Salah satu puskesmas yang aktif menggerakkan kader jumantik ialah Puskesmas Pamengkang, Kecamatan Mundu. Puskesmas ini memiliki lima kader jumantik untuk lima desa.
Setiap kader ditargetkan berkeliling 40 sampai 60 rumah setiap pekan. Mereka juga membawa abate, serbuk obat pembasmi jentik, jika diperlukan. Hasil pemantauan dilaporkan ke puskesmas setiap bulan.
Hingga pertengahan Januari. Tercatat satu kasus DBD di sekitar puskesmas itu. Jumlah itu menurun dibandingkan 2018, sebanyak tiga kasus. Tidak ada korban jiwa saat itu.

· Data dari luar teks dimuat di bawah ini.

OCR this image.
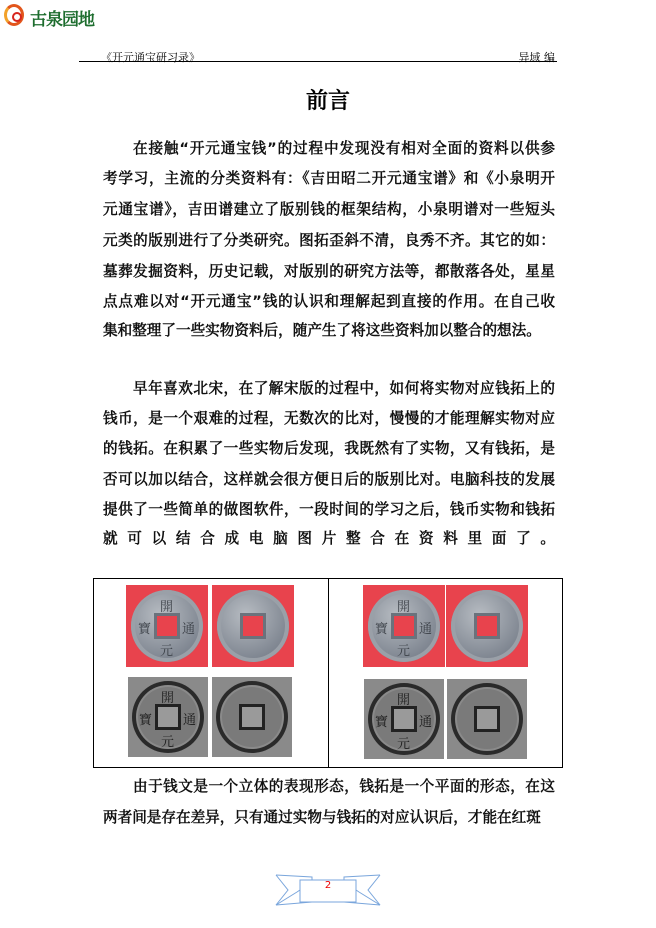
古泉园地
《开元通宝研习录》	异域 编
前言
在接触“开元通宝钱”的过程中发现没有相对全面的资料以供参
考学习，主流的分类资料有：《吉田昭二开元通宝谱》和《小泉明开
元通宝谱》，吉田谱建立了版别钱的框架结构，小泉明谱对一些短头
元类的版别进行了分类研究。图拓歪斜不清，良秀不齐。其它的如：
墓葬发掘资料，历史记载，对版别的研究方法等，都散落各处，星星
点点难以对“开元通宝”钱的认识和理解起到直接的作用。在自己收
集和整理了一些实物资料后，随产生了将这些资料加以整合的想法。
早年喜欢北宋，在了解宋版的过程中，如何将实物对应钱拓上的
钱币，是一个艰难的过程，无数次的比对，慢慢的才能理解实物对应
的钱拓。在积累了一些实物后发现，我既然有了实物，又有钱拓，是
否可以加以结合，这样就会很方便日后的版别比对。电脑科技的发展
提供了一些简单的做图软件，一段时间的学习之后，钱币实物和钱拓
就可以结合成电脑图片整合在资料里面了。
由于钱文是一个立体的表现形态，钱拓是一个平面的形态，在这
两者间是存在差异，只有通过实物与钱拓的对应认识后，才能在红斑
2
開
元
通
寶
開
元
通
寶
開
元
通
寶
開
元
通
寶
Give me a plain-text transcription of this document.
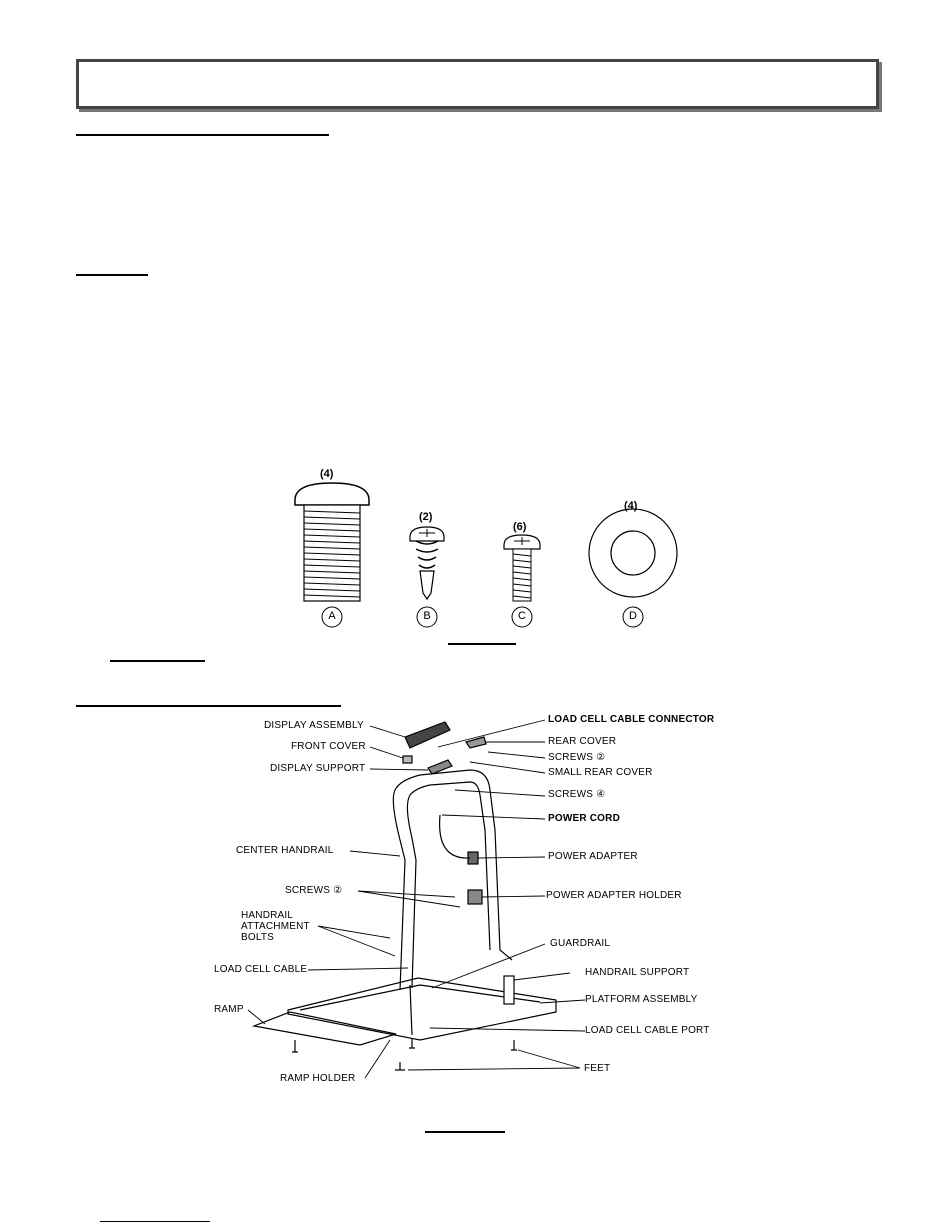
(4)
(2)
(6)
(4)
A	B	C	D
DISPLAY ASSEMBLY
FRONT COVER
DISPLAY SUPPORT
CENTER HANDRAIL
SCREWS ②
HANDRAIL
ATTACHMENT
BOLTS
LOAD CELL CABLE
RAMP
RAMP HOLDER
LOAD CELL CABLE CONNECTOR
REAR COVER
SCREWS ②
SMALL REAR COVER
SCREWS ④
POWER CORD
POWER ADAPTER
POWER ADAPTER HOLDER
GUARDRAIL
HANDRAIL SUPPORT
PLATFORM ASSEMBLY
LOAD CELL CABLE PORT
FEET
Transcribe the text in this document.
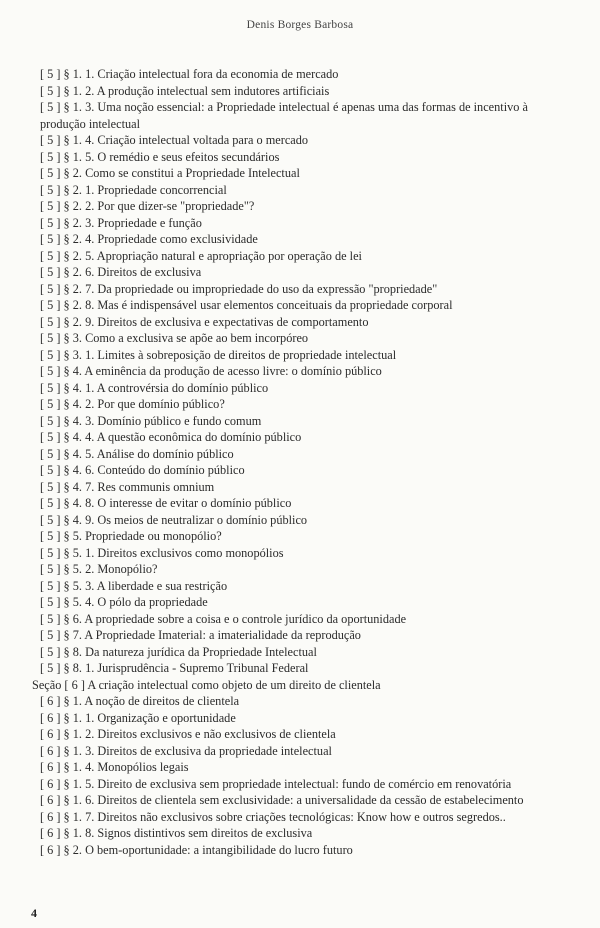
Denis Borges Barbosa
[ 5 ] § 1. 1. Criação intelectual fora da economia de mercado
[ 5 ] § 1. 2. A produção intelectual sem indutores artificiais
[ 5 ] § 1. 3. Uma noção essencial: a Propriedade intelectual é apenas uma das formas de incentivo à
produção intelectual
[ 5 ] § 1. 4. Criação intelectual voltada para o mercado
[ 5 ] § 1. 5. O remédio e seus efeitos secundários
[ 5 ] § 2. Como se constitui a Propriedade Intelectual
[ 5 ] § 2. 1. Propriedade concorrencial
[ 5 ] § 2. 2. Por que dizer-se "propriedade"?
[ 5 ] § 2. 3. Propriedade e função
[ 5 ] § 2. 4. Propriedade como exclusividade
[ 5 ] § 2. 5. Apropriação natural e apropriação por operação de lei
[ 5 ] § 2. 6. Direitos de exclusiva
[ 5 ] § 2. 7. Da propriedade ou impropriedade do uso da expressão "propriedade"
[ 5 ] § 2. 8. Mas é indispensável usar elementos conceituais da propriedade corporal
[ 5 ] § 2. 9. Direitos de exclusiva e expectativas de comportamento
[ 5 ] § 3. Como a exclusiva se apõe ao bem incorpóreo
[ 5 ] § 3. 1. Limites à sobreposição de direitos de propriedade intelectual
[ 5 ] § 4. A eminência da produção de acesso livre: o domínio público
[ 5 ] § 4. 1. A controvérsia do domínio público
[ 5 ] § 4. 2. Por que domínio público?
[ 5 ] § 4. 3. Domínio público e fundo comum
[ 5 ] § 4. 4. A questão econômica do domínio público
[ 5 ] § 4. 5. Análise do domínio público
[ 5 ] § 4. 6. Conteúdo do domínio público
[ 5 ] § 4. 7. Res communis omnium
[ 5 ] § 4. 8. O interesse de evitar o domínio público
[ 5 ] § 4. 9. Os meios de neutralizar o domínio público
[ 5 ] § 5. Propriedade ou monopólio?
[ 5 ] § 5. 1. Direitos exclusivos como monopólios
[ 5 ] § 5. 2. Monopólio?
[ 5 ] § 5. 3. A liberdade e sua restrição
[ 5 ] § 5. 4. O pólo da propriedade
[ 5 ] § 6. A propriedade sobre a coisa e o controle jurídico da oportunidade
[ 5 ] § 7. A Propriedade Imaterial: a imaterialidade da reprodução
[ 5 ] § 8. Da natureza jurídica da Propriedade Intelectual
[ 5 ] § 8. 1. Jurisprudência - Supremo Tribunal Federal
Seção [ 6 ] A criação intelectual como objeto de um direito de clientela
[ 6 ] § 1. A noção de direitos de clientela
[ 6 ] § 1. 1. Organização e oportunidade
[ 6 ] § 1. 2. Direitos exclusivos e não exclusivos de clientela
[ 6 ] § 1. 3. Direitos de exclusiva da propriedade intelectual
[ 6 ] § 1. 4. Monopólios legais
[ 6 ] § 1. 5. Direito de exclusiva sem propriedade intelectual: fundo de comércio em renovatória
[ 6 ] § 1. 6. Direitos de clientela sem exclusividade: a universalidade da cessão de estabelecimento
[ 6 ] § 1. 7. Direitos não exclusivos sobre criações tecnológicas: Know how e outros segredos..
[ 6 ] § 1. 8. Signos distintivos sem direitos de exclusiva
[ 6 ] § 2. O bem-oportunidade: a intangibilidade do lucro futuro
4
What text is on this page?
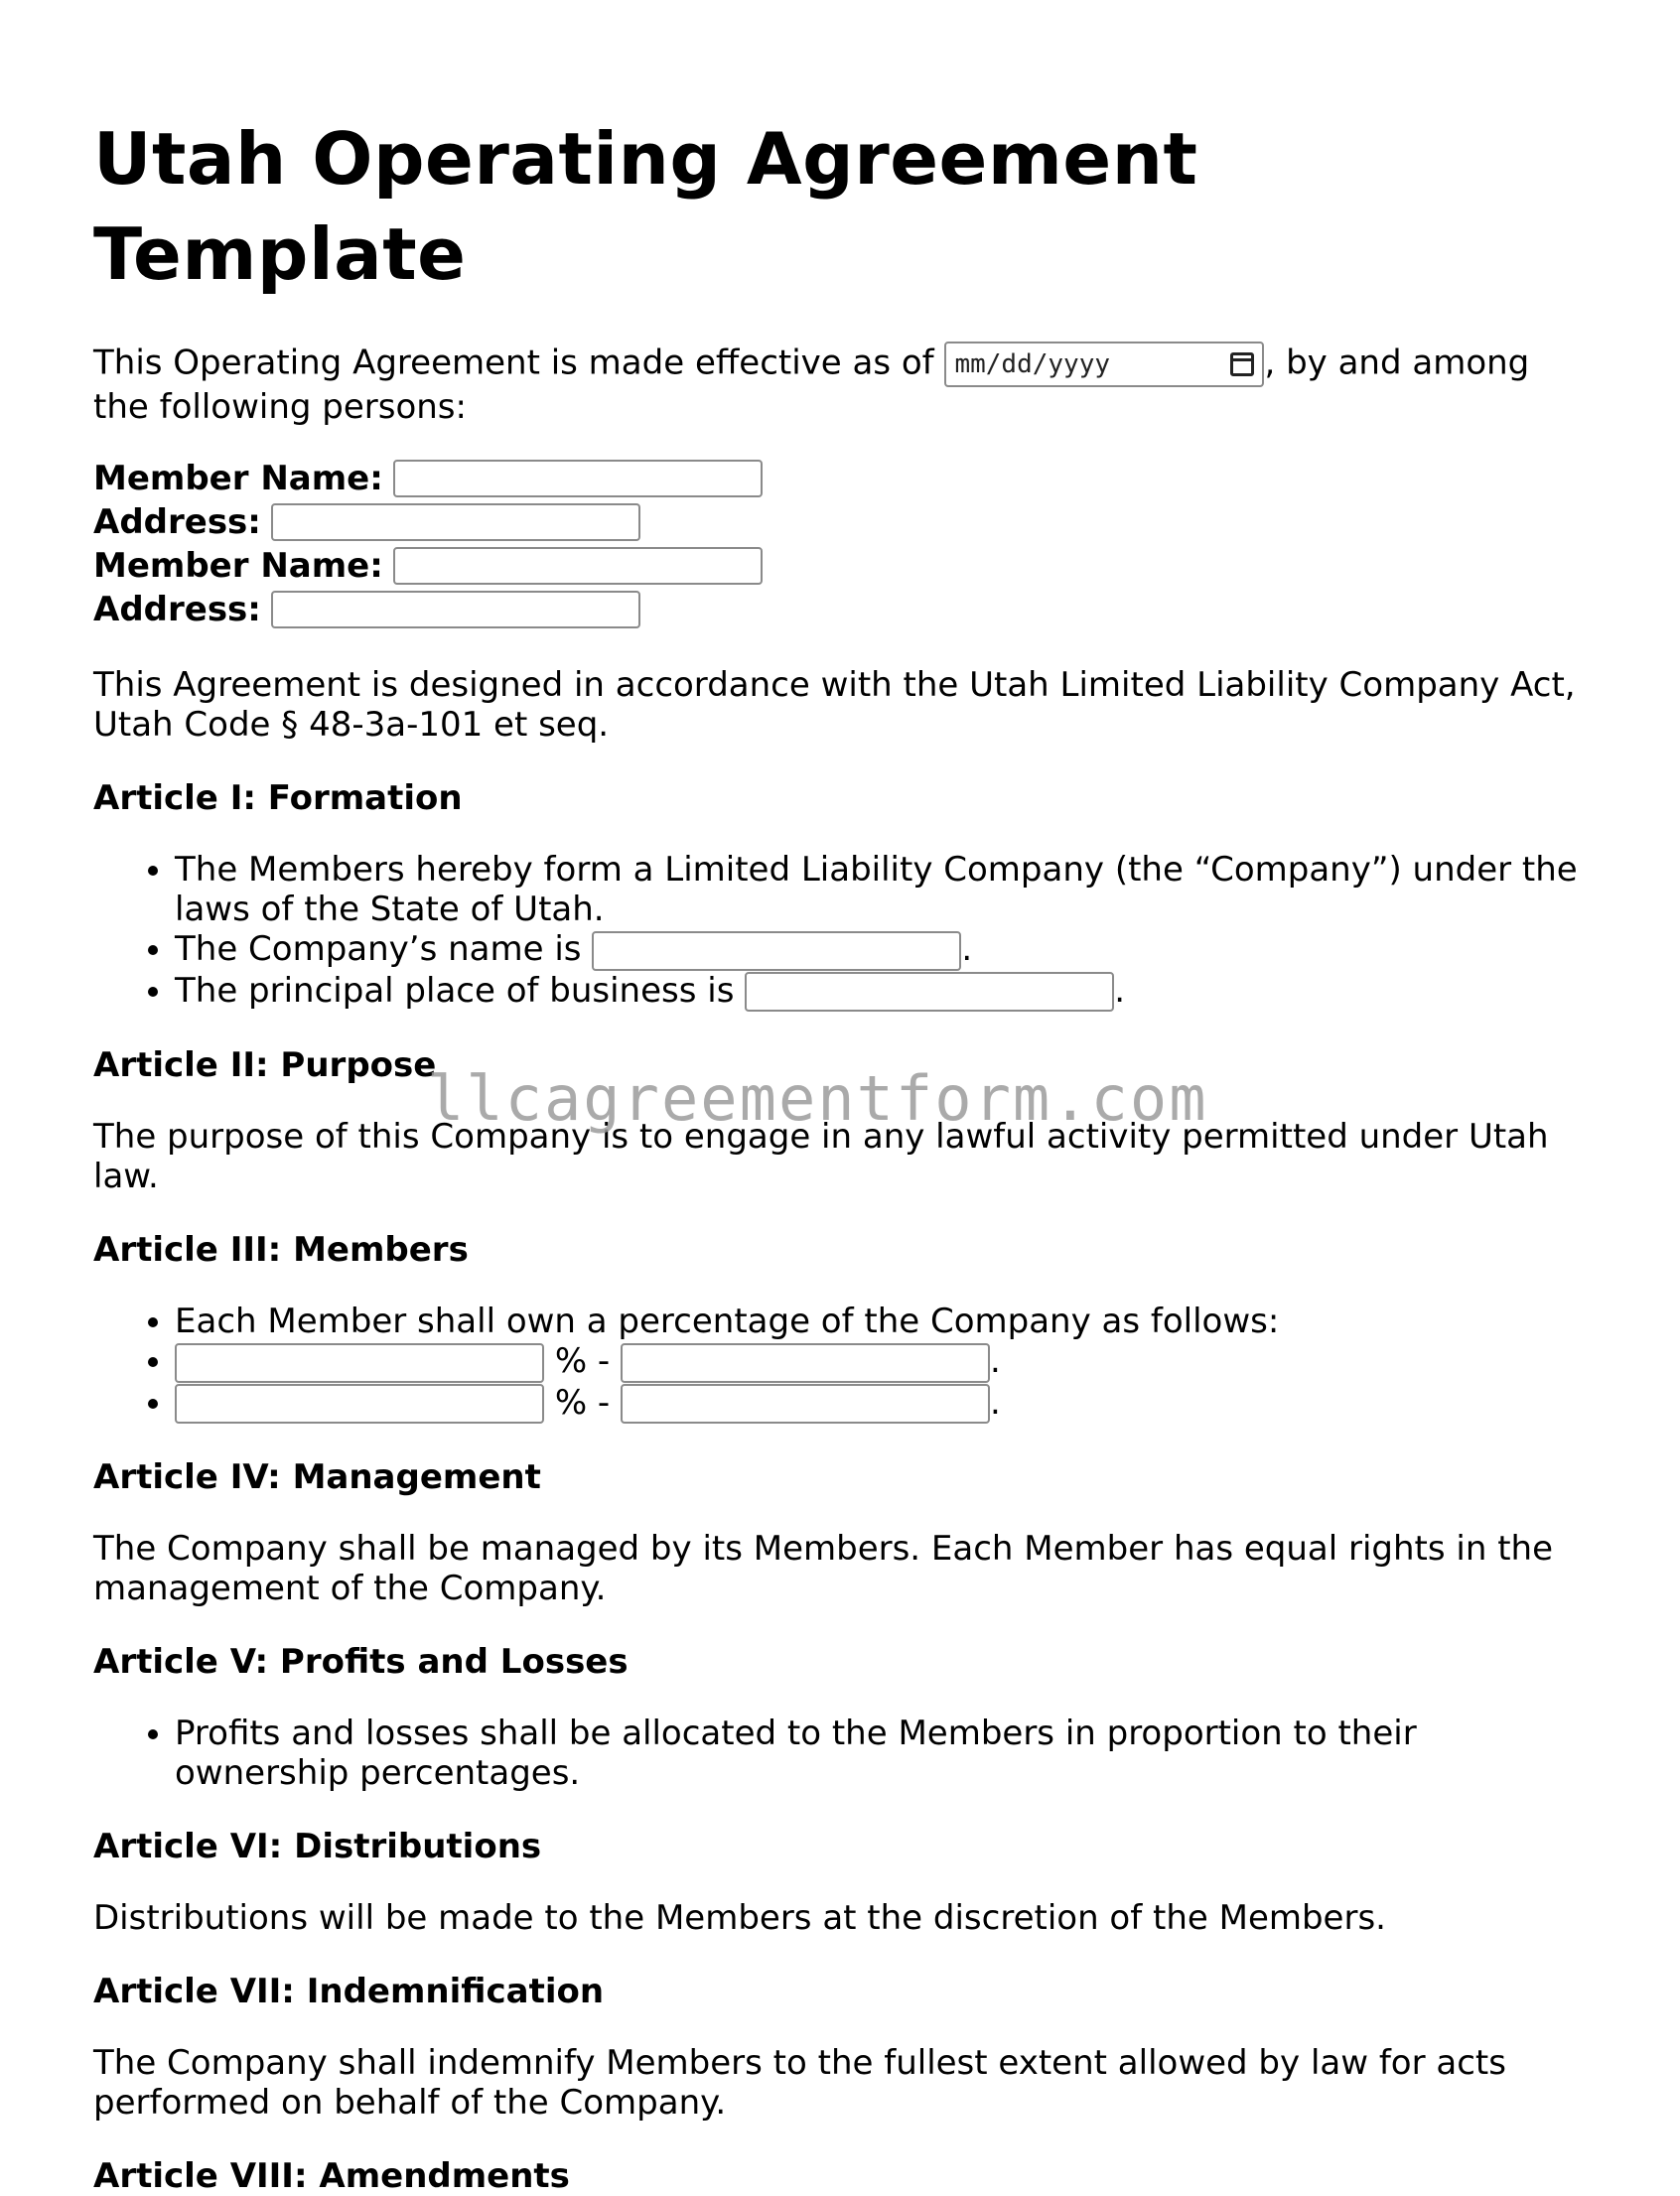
Utah Operating Agreement Template

This Operating Agreement is made effective as of mm/dd/yyyy	, by and among the following persons:

Member Name:
Address:
Member Name:
Address:

This Agreement is designed in accordance with the Utah Limited Liability Company Act, Utah Code § 48-3a-101 et seq.

Article I: Formation
• The Members hereby form a Limited Liability Company (the “Company”) under the laws of the State of Utah.
• The Company’s name is	.
• The principal place of business is	.
Article II: Purpose

The purpose of this Company is to engage in any lawful activity permitted under Utah law.

Article III: Members
• Each Member shall own a percentage of the Company as follows:
• % -	.
• % -	.
Article IV: Management

The Company shall be managed by its Members. Each Member has equal rights in the management of the Company.

Article V: Profits and Losses
• Profits and losses shall be allocated to the Members in proportion to their ownership percentages.
Article VI: Distributions

Distributions will be made to the Members at the discretion of the Members.

Article VII: Indemnification

The Company shall indemnify Members to the fullest extent allowed by law for acts performed on behalf of the Company.

Article VIII: Amendments
llcagreementform.com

Sumiati (60), kader jumantik di Desa Setupatok, misalnya, telah mendatangi lebih dari 80 rumah di dua minggu pertama tahun 2019. Nenek enam cucu ini kerap mengingatkan warga untuk rutin menguras bak kamar mandi, setidaknya tiga kali sehari untuk mencegah munculnya sarang nyamuk.
“Warga sudah tahu kalau musim hujan seperti ini, pasti saya datang untuk mengecek sarang nyamuk di rumah. Tapi, masih ada satu atau dua orang yang tidak mau rumahnya diperiksa,” ujarnya.
Kendala lainnya, lanjutnya, adalah kesibukan sebagian warga yang jarang berada di rumah karena harus berdagang di luar desa. Akibatnya, bak mandi dan sarana sanitasi lainnya jadi tak terurus.
“Saya juga berharap kader jumantik ditambah. Saya kerepotan berkeliling memantau jentik nyamuk di 3.000 rumah di desa ini,” ujarnya.
Kepala Puskesmas Pamengkang Nila Sofyan mengatakan, selama ini, jumlah kader jumantik terbatas. Keberadaannya bergantung pada anggaran Bantuan Operasional Kesehatan Kementerian Kesehatan.
“Tahun lalu, anggarannya sekitar Rp 300 juta dan digunakan untuk beragam kegiatan. Namun, kami berupaya menjangkau semua rumah. Jumantik dibantu petugas kesehatan lainnya. Kami juga terus melakukan sosialisasi. Tahun ini rencananya, setiap RT bakal punya satu jumantik,” ujarnya.